Dans la vie du Prophète ﷺ, nous trouvons les fondements d’un véritable marché libre, sans monopole, suivi de la mise en place du Bayt El-Mal (trésor public), et de l’encouragement au waqf (fondation pieuse) comme outil durable de développement. Ainsi, Othman ibn ‘Affan acheta le puits de Ruma pour le consacrer à l’usage public, et Abu Talha offrit ses palmiers en waqf, ce à quoi le Prophète ﷺ répondit : « Voilà un bien fructueux » (rapporté par Muslim). Le waqf devint alors une institution à part entière, finançant écoles, hôpitaux et points d’eau. Ainsi se dessinent les contours du modèle économique dans la Révélation ultime, fondé sur quatre piliers :


  • La justice et la balance : principe inaugural de la sourate Er-Rahman, incarné dans l’appel du prophète Chu‘ayb à rétablir l’équité dans les transactions.


  • La solidarité et la zakât : mécanisme essentiel pour organiser la redistribution des richesses tout en préservant la dignité des nécessiteux.


  • L’interdiction préventive : à travers l’interdiction du riba (usure), de la fraude et du monopole, pour fermer la voie à l’injustice économique.


  • La vice-gérance et la production : où l’homme est considéré comme dépositaire sur terre, et la richesse, un instrument au service de l’élévation collective.


À propos du verset : « Ce que Allah vous laisse est meilleur pour vous, si vous êtes croyants » (Houd : 86), At-Tabari commente : « Ce que Allah vous laisse, après que vous ayez rendu aux gens leurs droits, avec une mesure et une balance, justes. Ce qu’Il vous rend licite, est meilleur pour vous, que ce que vous gagnez en lésant autrui dans la mesure et le poids. »

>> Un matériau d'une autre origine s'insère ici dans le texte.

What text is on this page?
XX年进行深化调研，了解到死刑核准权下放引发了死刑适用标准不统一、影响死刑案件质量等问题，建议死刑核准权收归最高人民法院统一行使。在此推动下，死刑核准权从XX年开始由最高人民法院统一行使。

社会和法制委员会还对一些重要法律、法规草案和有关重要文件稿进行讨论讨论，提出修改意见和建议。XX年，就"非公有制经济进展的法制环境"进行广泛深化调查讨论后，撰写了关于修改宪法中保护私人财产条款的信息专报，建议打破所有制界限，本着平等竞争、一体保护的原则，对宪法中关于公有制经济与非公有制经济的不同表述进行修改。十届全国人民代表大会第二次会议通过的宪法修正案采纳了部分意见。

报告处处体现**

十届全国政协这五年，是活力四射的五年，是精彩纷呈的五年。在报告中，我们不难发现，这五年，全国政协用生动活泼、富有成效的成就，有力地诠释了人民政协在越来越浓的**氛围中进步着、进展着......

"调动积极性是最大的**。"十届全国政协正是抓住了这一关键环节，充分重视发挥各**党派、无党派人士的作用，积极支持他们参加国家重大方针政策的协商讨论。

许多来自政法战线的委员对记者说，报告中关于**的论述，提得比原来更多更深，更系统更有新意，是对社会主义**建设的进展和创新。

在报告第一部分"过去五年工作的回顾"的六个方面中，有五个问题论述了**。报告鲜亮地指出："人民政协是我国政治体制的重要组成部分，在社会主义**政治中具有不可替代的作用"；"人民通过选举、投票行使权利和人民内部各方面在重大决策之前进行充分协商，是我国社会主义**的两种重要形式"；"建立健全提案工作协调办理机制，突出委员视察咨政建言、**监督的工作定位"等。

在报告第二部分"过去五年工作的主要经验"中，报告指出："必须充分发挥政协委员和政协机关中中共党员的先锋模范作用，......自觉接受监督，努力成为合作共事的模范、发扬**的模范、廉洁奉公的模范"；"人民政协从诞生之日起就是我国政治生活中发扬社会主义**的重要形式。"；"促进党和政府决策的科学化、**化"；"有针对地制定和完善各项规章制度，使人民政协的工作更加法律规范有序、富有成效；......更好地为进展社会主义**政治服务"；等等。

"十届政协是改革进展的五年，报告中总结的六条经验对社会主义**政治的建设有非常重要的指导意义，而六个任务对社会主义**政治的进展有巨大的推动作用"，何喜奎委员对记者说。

Ce verset éduque à la satisfaction intérieure (El-Qana‘a) et fonde une économie de la bénédiction, et non de l’accumulation égoïste.


Telle fut la conclusion du discours de Chu‘ayb, et elle demeure, aujourd’hui encore, le point de départ de tout modèle économique qui aspire à vivre sous le signe de la bénédiction, et non de l’usure… dans l’équité, et non dans le double standard.


Car dans le Coran, la richesse n’est ni adorée ni méprisée : elle est mise au service de la justice. Si les constitutions des hommes affirment que l’économie est l’artère vitale de l’État, la Constitution de l’Islam enseigne, elle, que l’économie est la conscience vivante de la communauté.


Il n’y a pas, en Islam, d’économie sans éthique, ni de commerce sans purification, ni de richesse sans balance. Dans chaque verset à portée économique se reflète la conscience, et dans chaque transaction se joue l’épreuve de la foi.


Quand le monde n’a plus d’oreille que pour l’appel du profit, le Coran nous ramène vers le gain béni. Quand les marchés sombrent dans la fraude et les inégalités, la Révélation nous ramène à la balance qui ne penche jamais.


En temps de crises et d’effondrements, la question essentielle devient alors : qui fixe la balance ? Et le Coran répond : « Il a établi la balance. Ne faussez pas la balance. » (Sourate Er-Rahman : 7-8).



*Article paru dans le n°73 de notre magazine Iqra.